C'est un cercle vicieux

Une victime de surendettement

"J'ai eu un arrêt maladie", poursuit Pascal. C'est ce qui a mis cet ancien cheminot dans la tourmente. Son salaire est de 1.300 euros net, mais il doit rembourser avec sa femme 3.500 euros par mois, bien plus que leurs deux salaires réunis.

"On expose un peu notre vie. La chute de salaire, on commence à prendre des crédits", confie-t-il. "C'est un cercle vicieux. On se dit, non, on ne va pas y arriver, donc on reprend un crédit, mais en fait, ça nous augmente notre taux d'endettement", ajoute sa compagne. 

Ils demandent un échelonnement sur 7 ans de leur dette. "Je suis réglo, j'aurais aimé tout rembourser, mais pour l'instant, c'est trop compliqué", a conclu Pascal devant le juge.

Effacement des dettes

Le juge a le pouvoir de rééchelonner les dettes, mais dans certains cas, il peut également les effacer complètement, offrant ainsi un immense espoir aux personnes concernées. C'est maintenant au tour de Mathias de se présenter à la barre, légèrement recroquevillé. Un divorce en 2018, puis un arrêt maladie, puis l'achat d'une voiture à crédit qu'il ne remboursera jamais. "C'est un accident", dit-il au juge. Je suis fonctionnaire territorial, mais avec cet arrêt, j'ai perdu des revenus et ça m'a mis dans le rouge. C'est sa nouvelle femme qui l'a incité à poser un dossier de surendettement.

"Beaucoup d'essais de crédit consommation. La vie chère, le salaire qui n'a pas augmenté. On n'en peut plus. Tu ne vis plus. Avant de déposer ce dossier, on a hésité énormément. Mais peut-être c'est une porte", confie-t-elle. 

Le pouvoir d'effacer les dettes est une prérogative que possède Johan Decker. "Cette décision permet de repartir à zéro.
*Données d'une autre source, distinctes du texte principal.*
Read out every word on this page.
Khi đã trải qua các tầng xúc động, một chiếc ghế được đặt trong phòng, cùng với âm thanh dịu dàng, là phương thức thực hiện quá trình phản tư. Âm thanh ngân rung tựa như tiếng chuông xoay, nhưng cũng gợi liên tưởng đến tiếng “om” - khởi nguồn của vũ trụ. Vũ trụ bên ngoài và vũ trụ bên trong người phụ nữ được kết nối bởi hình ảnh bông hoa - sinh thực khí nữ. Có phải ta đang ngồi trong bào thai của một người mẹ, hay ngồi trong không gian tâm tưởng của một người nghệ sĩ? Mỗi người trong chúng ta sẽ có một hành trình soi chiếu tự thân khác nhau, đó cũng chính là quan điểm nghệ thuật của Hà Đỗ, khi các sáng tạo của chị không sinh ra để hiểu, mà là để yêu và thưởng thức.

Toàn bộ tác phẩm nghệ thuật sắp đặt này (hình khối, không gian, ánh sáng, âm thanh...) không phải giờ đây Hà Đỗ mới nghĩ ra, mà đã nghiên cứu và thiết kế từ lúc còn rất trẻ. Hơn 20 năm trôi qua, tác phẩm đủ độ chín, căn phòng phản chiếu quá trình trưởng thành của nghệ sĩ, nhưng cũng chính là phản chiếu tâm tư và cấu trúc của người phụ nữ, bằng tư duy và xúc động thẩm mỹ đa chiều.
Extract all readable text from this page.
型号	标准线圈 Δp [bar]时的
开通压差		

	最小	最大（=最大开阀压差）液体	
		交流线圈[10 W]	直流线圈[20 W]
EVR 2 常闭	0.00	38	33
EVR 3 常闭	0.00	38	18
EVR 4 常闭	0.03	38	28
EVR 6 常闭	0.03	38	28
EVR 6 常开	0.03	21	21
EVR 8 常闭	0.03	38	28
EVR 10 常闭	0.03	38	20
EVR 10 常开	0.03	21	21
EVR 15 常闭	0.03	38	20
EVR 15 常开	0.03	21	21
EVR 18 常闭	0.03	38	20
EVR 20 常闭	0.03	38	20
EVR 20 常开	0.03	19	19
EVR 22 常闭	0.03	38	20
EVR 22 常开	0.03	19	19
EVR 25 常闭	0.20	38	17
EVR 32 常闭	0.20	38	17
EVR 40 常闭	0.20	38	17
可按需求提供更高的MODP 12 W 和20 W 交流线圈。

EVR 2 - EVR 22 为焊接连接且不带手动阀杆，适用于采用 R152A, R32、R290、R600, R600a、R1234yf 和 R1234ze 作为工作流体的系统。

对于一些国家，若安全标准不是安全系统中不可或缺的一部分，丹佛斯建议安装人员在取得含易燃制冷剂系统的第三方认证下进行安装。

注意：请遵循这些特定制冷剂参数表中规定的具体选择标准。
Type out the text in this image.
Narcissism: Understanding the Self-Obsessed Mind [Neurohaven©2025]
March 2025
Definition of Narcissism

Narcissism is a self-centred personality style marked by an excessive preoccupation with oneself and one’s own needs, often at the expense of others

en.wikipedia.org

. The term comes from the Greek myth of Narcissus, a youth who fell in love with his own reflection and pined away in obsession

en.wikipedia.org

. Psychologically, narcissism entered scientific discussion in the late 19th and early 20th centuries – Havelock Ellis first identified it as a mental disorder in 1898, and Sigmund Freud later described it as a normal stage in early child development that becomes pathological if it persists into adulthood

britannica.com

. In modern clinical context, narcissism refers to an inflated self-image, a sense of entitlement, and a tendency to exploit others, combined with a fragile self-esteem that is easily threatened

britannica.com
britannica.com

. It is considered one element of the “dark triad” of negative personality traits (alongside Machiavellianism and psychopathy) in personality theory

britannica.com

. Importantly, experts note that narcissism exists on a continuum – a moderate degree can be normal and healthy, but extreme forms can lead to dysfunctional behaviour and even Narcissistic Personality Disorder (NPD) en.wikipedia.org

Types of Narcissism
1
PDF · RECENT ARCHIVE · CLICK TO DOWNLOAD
C'est une des fonctions judiciaires, pour en avoir fait plusieurs, où les personnes, malgré la honte, sont presque contentes d'être là pour aller trouver une solution à leur situation qui leur paraît inextricable", explique-t-il. 

Cette justice inspire de l'espoir pour Mathias, Pascal et bien d'autres, leur offrant la chance d'un nouveau départ.